The transcriber hears a Lagos accent worse than a Los Angeles one, and our residents pay for it.
Speech-to-text word error rates climb sharply for non-mainstream accents — and in a skilled-nursing wing full of immigrant elders, that gap compounds into a device that quietly stops working for the people who need it most.
A resident on one of our pilot units grew up speaking Yoruba and learned English in his thirties. When he asks Companion to call his daughter, the transcript that comes back from the speech-to-text layer often reads call my doctor or simply drops the proper noun entirely. The model is not broken. It is doing exactly what it was trained to do: recognize the accents it saw most. His was not one of them.
The gap is measurable, and it is large
Accent bias in STT is not a vibe — it is a number you can read off an eval. On our internal accent slices, word error rate (WER) for general American English speakers sits around 7–9%. For the same utterances spoken with a strong West African, South Asian, or Caribbean accent, we measure WER in the 18–26% range, and the worst-performing slice we have logged crossed 30%. Roughly one word in three wrong is not a degraded experience. It is a different product.

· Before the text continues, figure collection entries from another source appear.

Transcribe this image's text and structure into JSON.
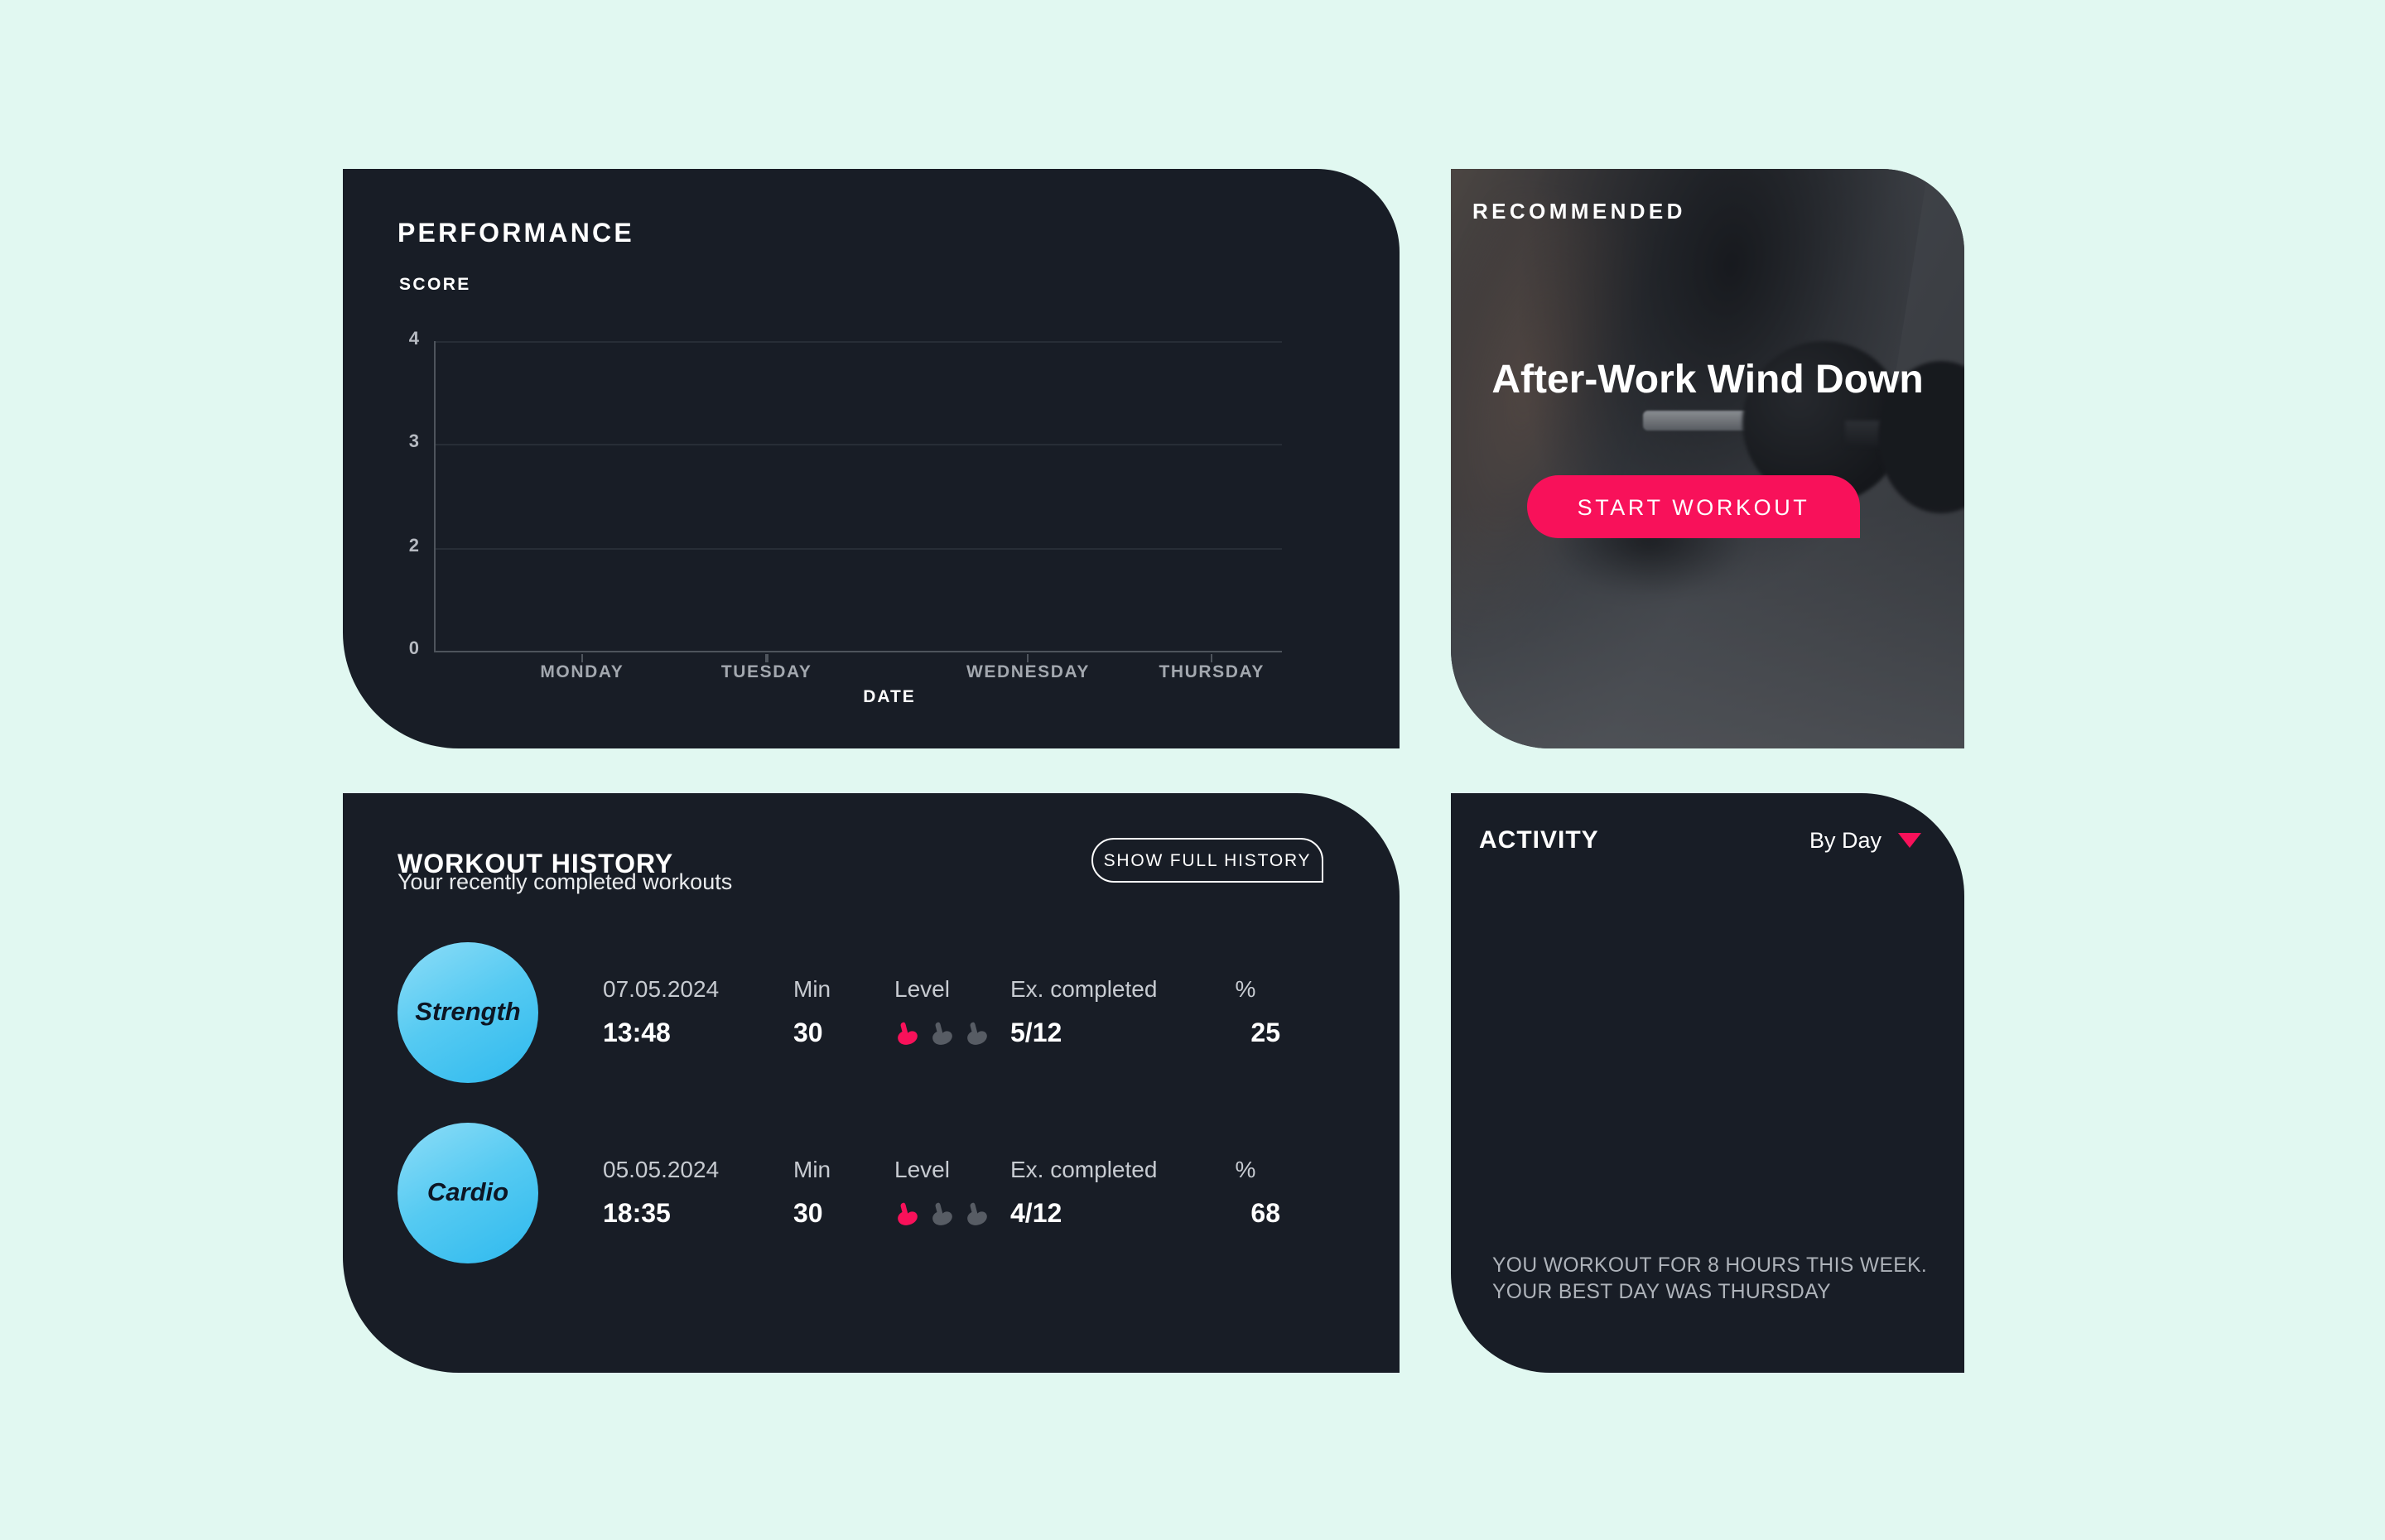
{
  "theme": {
    "page_bg": "#E1F8F1",
    "panel_bg": "#181D26",
    "accent_pink": "#F8115A",
    "badge_blue_light": "#8EDDF7",
    "badge_blue_dark": "#2EB9EE",
    "muted_text": "#C7CBD1",
    "axis_gray": "#4E545C"
  },
  "performance": {
    "title": "PERFORMANCE",
    "chart_data": {
      "type": "line",
      "title": "PERFORMANCE",
      "xlabel": "DATE",
      "ylabel": "SCORE",
      "categories": [
        "MONDAY",
        "TUESDAY",
        "WEDNESDAY",
        "THURSDAY"
      ],
      "series": [],
      "ylim": [
        0,
        4
      ],
      "yticks": [
        4,
        3,
        2,
        0
      ],
      "grid": "horizontal",
      "legend": "none",
      "layout": {
        "ytick_pct": [
          0,
          33.3,
          66.6,
          100
        ],
        "x_pct": [
          17.6,
          39.4,
          70.3,
          92.0
        ]
      }
    }
  },
  "recommended": {
    "label": "RECOMMENDED",
    "photo": "person-tying-shoe-with-dumbbell-photo",
    "title": "After-Work Wind Down",
    "button_label": "START WORKOUT"
  },
  "workout_history": {
    "title": "WORKOUT HISTORY",
    "subtitle": "Your recently completed workouts",
    "button_label": "SHOW FULL HISTORY",
    "columns": {
      "min": "Min",
      "level": "Level",
      "ex": "Ex. completed",
      "pct": "%"
    },
    "level_icon": "flexed-arm-icon",
    "rows": [
      {
        "type": "Strength",
        "date": "07.05.2024",
        "time": "13:48",
        "min": "30",
        "level": 1,
        "level_max": 3,
        "ex": "5/12",
        "pct": "25"
      },
      {
        "type": "Cardio",
        "date": "05.05.2024",
        "time": "18:35",
        "min": "30",
        "level": 1,
        "level_max": 3,
        "ex": "4/12",
        "pct": "68"
      }
    ]
  },
  "activity": {
    "title": "ACTIVITY",
    "filter_label": "By Day",
    "dropdown_icon": "triangle-down-icon",
    "summary": [
      "YOU WORKOUT FOR 8 HOURS THIS WEEK.",
      "YOUR BEST DAY WAS THURSDAY"
    ]
  }
}
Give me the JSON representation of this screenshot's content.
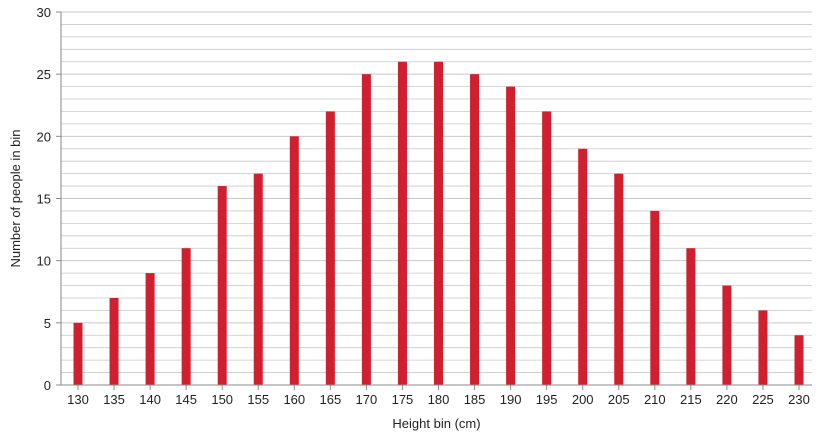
{
  "chart_data": {
    "type": "bar",
    "title": "",
    "xlabel": "Height bin (cm)",
    "ylabel": "Number of people in bin",
    "categories": [
      "130",
      "135",
      "140",
      "145",
      "150",
      "155",
      "160",
      "165",
      "170",
      "175",
      "180",
      "185",
      "190",
      "195",
      "200",
      "205",
      "210",
      "215",
      "220",
      "225",
      "230"
    ],
    "values": [
      5,
      7,
      9,
      11,
      16,
      17,
      20,
      22,
      25,
      26,
      26,
      25,
      24,
      22,
      19,
      17,
      14,
      11,
      8,
      6,
      4
    ],
    "ylim": [
      0,
      30
    ],
    "yticks": [
      0,
      5,
      10,
      15,
      20,
      25,
      30
    ],
    "grid": true,
    "minor_grid_step": 1,
    "legend": "none",
    "colors": {
      "bar": "#d0202f",
      "grid": "#c8c8c8",
      "axis": "#8a8a8a"
    }
  }
}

The cause is upstream of us. Public training corpora skew heavily toward North American and British English recorded by younger, fluent speakers. An accent that is rare in the training distribution is, by construction, harder for the acoustic model to map to the right phonemes. The model's confidence stays high while its accuracy collapses, which is the dangerous combination: it does not know it is failing.
Why it compounds at the bedside
For a healthy adult on a phone, a 20% WER is annoying. For a frail immigrant elder, the same WER stacks on top of every other thing already working against intelligibility:
- Accent plus age. A non-mainstream accent layered on a weaker, breathier aged voice pushes two underrepresented features at once. The errors do not add — they multiply.
- Accent plus environment. Bedside audio is full of HVAC hum, a roommate's TV, and an overhead page. Noise robustness is also worst on the accents the model knows least.
- Accent plus stakes. The utterances that matter most — I'm dizzy, call my son, a medication name — are exactly the ones with proper nouns and clinical terms the model is least likely to recover.
And there is a feedback loop. After two or three misrecognitions, the resident stops trusting the device and stops talking to it. The accent bias becomes a usage gap, and the usage gap erases the very person from our data, so the next model trains on even less of his speech. Left alone, bias is self-reinforcing.
What we do about it
We treat accent as a first-class cohort, not an afterthought. Our adapter layer lets us route a given device to whichever STT backend — OpenAI Realtime, ElevenLabs, Grok — scores best on that resident's accent slice, and we re-measure per provider rather than trusting one vendor's aggregate number. We bias decoding toward a small per-resident vocabulary of the names and terms that actually matter to them, so Adeyemi and furosemide are candidates the recognizer is primed to find. And when confidence drops on a high-stakes utterance, Companion confirms out loud instead of acting on a guess.
None of this fully closes the gap; honesty requires saying so. But the man in that room should not have to flatten his own voice to be heard by a machine at his bedside. The accent he carried across an ocean is not noise to be cleaned up. It is the signal, and our job is to get better at receiving it.